THE SELECTER / THE BEAT | LIVE REVIEW
Tramshed, Cardiff, Fri 14 Apr
I have attended many gigs over the last few years at the Tramshed and this is the most full I have ever seen it. It’s wall-to-wall people, young and old. A real mixture of the people who remember the initial wave of the two tone movement and the younger crowd who have picked it up retrospectively.
Starting off the proceedings are The Beat, featuring UK ska icon Ranking Roger accompanied by his son Ranking Junior. The set was a mixture of well-known classic tunes and solid new songs which mixed seamlessly with the set list. Crowd interaction is at play and the horde does not stop moving – high energy and pure joy.
Co-headlining, meanwhile, we have a band that need no introduction: The Selecter, a seminal Coventry ska band fronted by Pauline Black and Arthur ‘Gaps’ Hendrickson. The energy does not stop, the band is on top form and Black is in complete control of the audience, evoking the spirit of Eartha Kitt in the 1966 Batman.

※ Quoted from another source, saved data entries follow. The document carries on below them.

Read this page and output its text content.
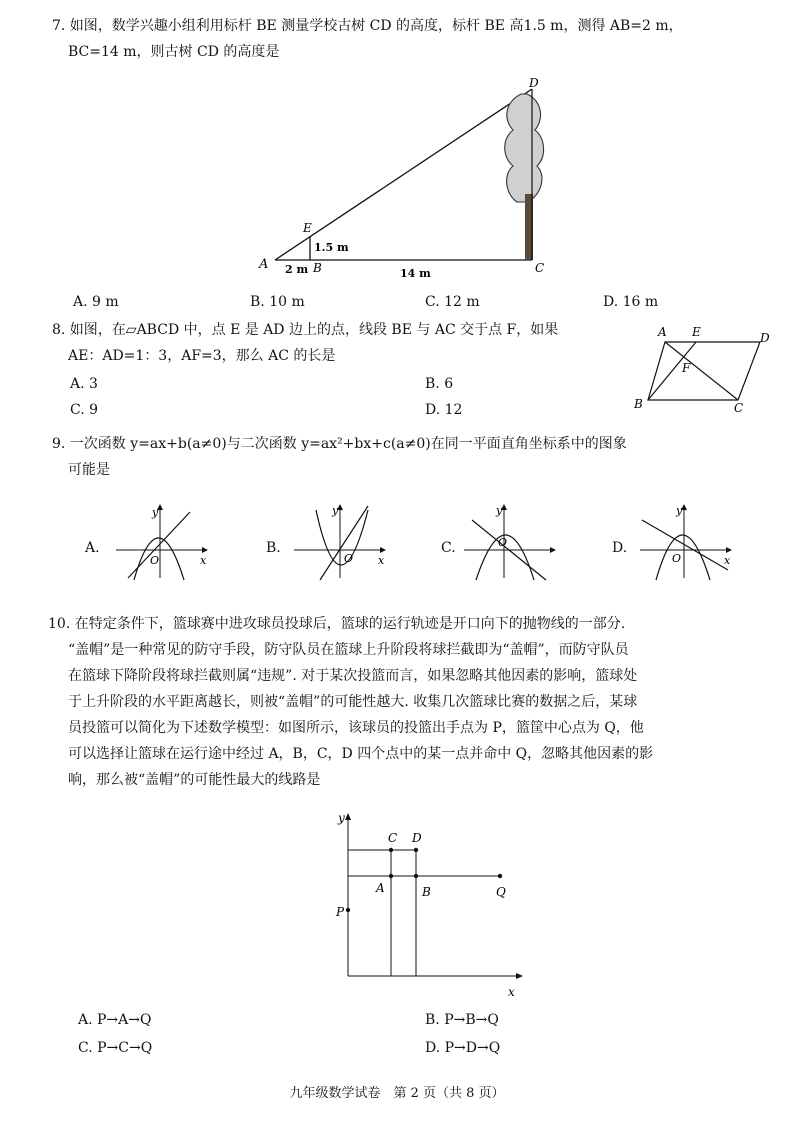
7. 如图，数学兴趣小组利用标杆 BE 测量学校古树 CD 的高度，标杆 BE 高1.5 m，测得 AB=2 m，
BC=14 m，则古树 CD 的高度是
A	B	C
D
E
1.5 m
2 m	14 m
A. 9 m	B. 10 m	C. 12 m	D. 16 m
8. 如图，在▱ABCD 中，点 E 是 AD 边上的点，线段 BE 与 AC 交于点 F，如果
AE：AD=1：3，AF=3，那么 AC 的长是
A. 3	B. 6
C. 9	D. 12
A E	D
F
B	C
9. 一次函数 y=ax+b(a≠0)与二次函数 y=ax²+bx+c(a≠0)在同一平面直角坐标系中的图象
可能是
A.	B.	C.	D.
y
x
O
y
x
O
y
O
y
x
O
10. 在特定条件下，篮球赛中进攻球员投球后，篮球的运行轨迹是开口向下的抛物线的一部分.
“盖帽”是一种常见的防守手段，防守队员在篮球上升阶段将球拦截即为“盖帽”，而防守队员
在篮球下降阶段将球拦截则属“违规”. 对于某次投篮而言，如果忽略其他因素的影响，篮球处
于上升阶段的水平距离越长，则被“盖帽”的可能性越大. 收集几次篮球比赛的数据之后，某球
员投篮可以简化为下述数学模型：如图所示，该球员的投篮出手点为 P，篮筐中心点为 Q，他
可以选择让篮球在运行途中经过 A，B，C，D 四个点中的某一点并命中 Q，忽略其他因素的影
响，那么被“盖帽”的可能性最大的线路是
y
x
C D
A	B
P
Q
A. P→A→Q	B. P→B→Q
C. P→C→Q	D. P→D→Q
九年级数学试卷　第 2 页（共 8 页）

This gig is not a stale remembrance of a music gone by but it is a celebration of an important part of music heritage with a message of unity. The setlist is great, with a few unexpected surprises thrown in, and the crowd don’t stop skanking. The encore is an astounding collaborative cover of Too Much Pressure from both The Beat and The Selecter, which brings down the house. Leaving the venue I felt I had witnessed something I had not seen in a while.
Tonight’s band delivered what the UK is in desperate need of in this crypto-fascist time: music with a political message of unity, hope and togetherness that everyone can dance to.